Location
- 207 West Estes Harrisburg, Arkansas 72432 United States

District information
- Grades: PK–12
- Established: 1897
- Accreditations: ADE AdvancED (2009–)
- Schools: 5
- NCES District ID: 0507350

Students and staff
- Students: 1,385
- Teachers: 123.85 (on FTE basis)
- Staff: 261.85 (on FTE basis)
- Student–teacher ratio: 11.18

Other information
- Website: www.hbgsd.org

= Harrisburg School District (Arkansas) =

School district in Arkansas

Harrisburg School District (or Harrisburg Public Schools) is an accredited public school district based in Harrisburg, Arkansas, United States. The school district encompasses 58.77 mi2 of land in Poinsett County, Arkansas, including Harrisburg, Fisher, Waldenburg, and Weiner.

The district from its five facilities provides comprehensive education for pre-kindergarten through grade 12 and is accredited by the Arkansas Department of Education (ADE) and has been accredited by AdvancED since 2009.

== History ==
According to the district's website, by 1897, it became evident that Harrisburg needed a new school building. A two story brick building was constructed on Brooks Street. It was a grammar school including grades one through nine. This building served school children in Harrisburg until March 1919 when a much larger two-story brick building was constructed on South Street. From September 1918 until March 3, 1919, students attended classes in churches until the new building was completed. For more than 50 years this building served as a place of education for students in the Harrisburg School District. For 30 years it was the only building on campus.
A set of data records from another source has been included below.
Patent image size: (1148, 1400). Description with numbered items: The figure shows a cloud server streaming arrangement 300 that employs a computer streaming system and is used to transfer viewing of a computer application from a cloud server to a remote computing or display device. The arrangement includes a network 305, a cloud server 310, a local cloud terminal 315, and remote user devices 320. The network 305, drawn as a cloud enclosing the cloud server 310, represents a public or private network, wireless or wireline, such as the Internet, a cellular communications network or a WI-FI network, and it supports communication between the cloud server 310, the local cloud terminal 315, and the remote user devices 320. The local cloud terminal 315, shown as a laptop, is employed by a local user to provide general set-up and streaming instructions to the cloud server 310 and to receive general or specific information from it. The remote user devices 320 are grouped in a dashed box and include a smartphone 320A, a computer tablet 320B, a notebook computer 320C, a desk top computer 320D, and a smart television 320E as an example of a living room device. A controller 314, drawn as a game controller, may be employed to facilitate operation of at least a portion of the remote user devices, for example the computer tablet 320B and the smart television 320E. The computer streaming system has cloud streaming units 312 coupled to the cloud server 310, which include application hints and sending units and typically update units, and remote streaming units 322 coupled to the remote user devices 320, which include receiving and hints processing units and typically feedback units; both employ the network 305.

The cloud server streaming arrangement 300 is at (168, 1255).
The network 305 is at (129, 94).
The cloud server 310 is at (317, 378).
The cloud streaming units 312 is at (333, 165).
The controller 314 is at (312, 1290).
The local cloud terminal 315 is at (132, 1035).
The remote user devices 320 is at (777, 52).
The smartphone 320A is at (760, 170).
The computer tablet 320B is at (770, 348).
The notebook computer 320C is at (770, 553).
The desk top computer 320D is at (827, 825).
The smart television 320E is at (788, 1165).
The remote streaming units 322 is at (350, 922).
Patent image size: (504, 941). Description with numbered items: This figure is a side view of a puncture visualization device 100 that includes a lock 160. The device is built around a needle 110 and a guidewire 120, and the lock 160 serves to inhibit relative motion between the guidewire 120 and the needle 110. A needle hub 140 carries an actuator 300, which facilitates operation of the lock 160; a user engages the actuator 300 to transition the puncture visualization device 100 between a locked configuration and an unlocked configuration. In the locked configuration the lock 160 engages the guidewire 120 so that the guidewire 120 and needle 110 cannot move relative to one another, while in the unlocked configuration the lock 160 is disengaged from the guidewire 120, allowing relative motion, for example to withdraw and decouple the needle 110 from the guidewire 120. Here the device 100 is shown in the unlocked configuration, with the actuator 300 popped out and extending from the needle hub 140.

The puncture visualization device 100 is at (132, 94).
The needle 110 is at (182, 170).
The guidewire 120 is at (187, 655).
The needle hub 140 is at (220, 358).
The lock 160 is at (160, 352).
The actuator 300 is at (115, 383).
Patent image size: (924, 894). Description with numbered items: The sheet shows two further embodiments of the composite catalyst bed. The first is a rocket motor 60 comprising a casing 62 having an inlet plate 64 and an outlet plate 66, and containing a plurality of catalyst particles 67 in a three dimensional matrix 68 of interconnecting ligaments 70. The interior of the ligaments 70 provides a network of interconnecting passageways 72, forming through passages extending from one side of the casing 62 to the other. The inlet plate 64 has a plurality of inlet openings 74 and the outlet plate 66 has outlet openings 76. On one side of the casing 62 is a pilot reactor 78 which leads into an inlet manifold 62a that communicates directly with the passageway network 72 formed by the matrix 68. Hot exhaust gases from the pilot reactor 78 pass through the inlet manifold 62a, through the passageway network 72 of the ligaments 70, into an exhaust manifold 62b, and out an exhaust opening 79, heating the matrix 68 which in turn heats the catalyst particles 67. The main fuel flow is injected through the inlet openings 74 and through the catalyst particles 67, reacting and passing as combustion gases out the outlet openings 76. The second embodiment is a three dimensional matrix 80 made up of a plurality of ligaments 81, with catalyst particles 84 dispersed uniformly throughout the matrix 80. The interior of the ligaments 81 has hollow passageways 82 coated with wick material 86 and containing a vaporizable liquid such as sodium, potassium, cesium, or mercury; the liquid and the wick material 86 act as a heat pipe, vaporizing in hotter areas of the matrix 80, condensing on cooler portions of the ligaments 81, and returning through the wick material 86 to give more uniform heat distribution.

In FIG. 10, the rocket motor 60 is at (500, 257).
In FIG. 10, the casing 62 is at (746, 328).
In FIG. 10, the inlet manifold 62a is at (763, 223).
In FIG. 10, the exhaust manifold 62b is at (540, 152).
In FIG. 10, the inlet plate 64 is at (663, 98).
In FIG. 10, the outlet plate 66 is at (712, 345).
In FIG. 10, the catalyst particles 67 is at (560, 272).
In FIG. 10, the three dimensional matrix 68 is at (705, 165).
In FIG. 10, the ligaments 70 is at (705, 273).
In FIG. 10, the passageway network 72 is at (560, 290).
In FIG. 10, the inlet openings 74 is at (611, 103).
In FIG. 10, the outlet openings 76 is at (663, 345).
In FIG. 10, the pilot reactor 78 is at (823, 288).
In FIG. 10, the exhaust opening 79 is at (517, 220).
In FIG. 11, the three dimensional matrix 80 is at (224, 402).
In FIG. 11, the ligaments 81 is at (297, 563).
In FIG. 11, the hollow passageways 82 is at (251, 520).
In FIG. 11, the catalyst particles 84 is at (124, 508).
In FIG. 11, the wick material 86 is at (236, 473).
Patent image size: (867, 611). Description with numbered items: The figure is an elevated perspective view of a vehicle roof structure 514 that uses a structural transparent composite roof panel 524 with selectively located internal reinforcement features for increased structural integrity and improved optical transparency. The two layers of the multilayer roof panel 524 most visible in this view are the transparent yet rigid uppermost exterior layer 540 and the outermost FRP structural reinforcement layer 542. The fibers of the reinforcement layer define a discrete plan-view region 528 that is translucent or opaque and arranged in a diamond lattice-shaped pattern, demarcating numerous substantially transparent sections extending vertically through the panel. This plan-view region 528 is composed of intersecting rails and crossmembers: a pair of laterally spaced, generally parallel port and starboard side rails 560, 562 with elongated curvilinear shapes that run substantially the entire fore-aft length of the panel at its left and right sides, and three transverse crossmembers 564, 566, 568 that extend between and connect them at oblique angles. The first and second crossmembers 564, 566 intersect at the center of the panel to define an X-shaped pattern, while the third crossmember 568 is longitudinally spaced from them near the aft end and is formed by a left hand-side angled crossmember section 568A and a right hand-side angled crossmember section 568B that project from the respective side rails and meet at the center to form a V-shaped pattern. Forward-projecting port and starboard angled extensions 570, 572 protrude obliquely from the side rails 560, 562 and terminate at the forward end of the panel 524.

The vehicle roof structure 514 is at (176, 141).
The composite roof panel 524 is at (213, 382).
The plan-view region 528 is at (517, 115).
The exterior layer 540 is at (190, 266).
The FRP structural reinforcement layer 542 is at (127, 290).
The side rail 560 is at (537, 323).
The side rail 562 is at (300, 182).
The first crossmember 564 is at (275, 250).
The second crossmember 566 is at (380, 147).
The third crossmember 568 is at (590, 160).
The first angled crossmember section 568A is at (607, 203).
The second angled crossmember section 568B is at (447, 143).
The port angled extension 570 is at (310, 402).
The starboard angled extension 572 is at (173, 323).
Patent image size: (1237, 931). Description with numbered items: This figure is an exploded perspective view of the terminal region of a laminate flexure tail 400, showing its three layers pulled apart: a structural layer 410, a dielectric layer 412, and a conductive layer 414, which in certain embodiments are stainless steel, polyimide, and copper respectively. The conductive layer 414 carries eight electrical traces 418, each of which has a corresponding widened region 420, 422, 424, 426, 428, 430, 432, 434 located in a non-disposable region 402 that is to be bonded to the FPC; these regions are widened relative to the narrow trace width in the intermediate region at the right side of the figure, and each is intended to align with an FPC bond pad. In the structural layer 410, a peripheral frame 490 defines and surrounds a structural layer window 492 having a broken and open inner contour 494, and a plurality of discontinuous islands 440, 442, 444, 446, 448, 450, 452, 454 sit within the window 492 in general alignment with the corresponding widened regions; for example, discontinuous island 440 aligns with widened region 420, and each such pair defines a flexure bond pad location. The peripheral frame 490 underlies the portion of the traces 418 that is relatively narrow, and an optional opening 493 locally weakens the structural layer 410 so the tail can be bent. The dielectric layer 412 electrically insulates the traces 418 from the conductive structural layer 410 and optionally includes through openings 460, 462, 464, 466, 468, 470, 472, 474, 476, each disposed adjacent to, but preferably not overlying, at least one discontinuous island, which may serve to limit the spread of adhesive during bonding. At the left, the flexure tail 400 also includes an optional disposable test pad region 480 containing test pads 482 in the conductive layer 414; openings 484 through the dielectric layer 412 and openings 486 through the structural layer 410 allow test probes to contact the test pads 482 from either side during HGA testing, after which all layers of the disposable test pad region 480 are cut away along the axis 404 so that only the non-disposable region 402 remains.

Consolidation in the Harrisburg School District began in 1945 with Greenfield District followed by Bethel, Whitehall, Wyley Crossing, Bolivar, Burrow, Pleasant View and Valley View. Average daily attendance rose from 317 in 1943-44 to 937 in 1959-51. Whitaker and Weona School District were shut down and joined the Harrisburg School System.

On July 1, 2010, Weiner School District was annexed by the Harrisburg School District.

Harrisburg School District now consists of 4 schools.

== Schools ==
Secondary schools:
- Harrisburg High School, serving more than 325 students in grades 9 through 12.
- Harrisburg Middle School, serving more than 350 students in grades 5 through 8.

Elementary schools:
- Harrisburg Elementary School, serving more than 400 students in pre-kindergarten and 4.
- Weiner Elementary School, serving more than 150 students in kindergarten through 6.

In 2012, Harrisburg Elementary received a Bronze Award in the HealthierUS School Challenge that recognizes excellence in nutrition and physical activity by the Food and Nutrition Service of the U.S. Department of Agriculture.

Weiner High School was previously a part of the district until 2013, when it closed.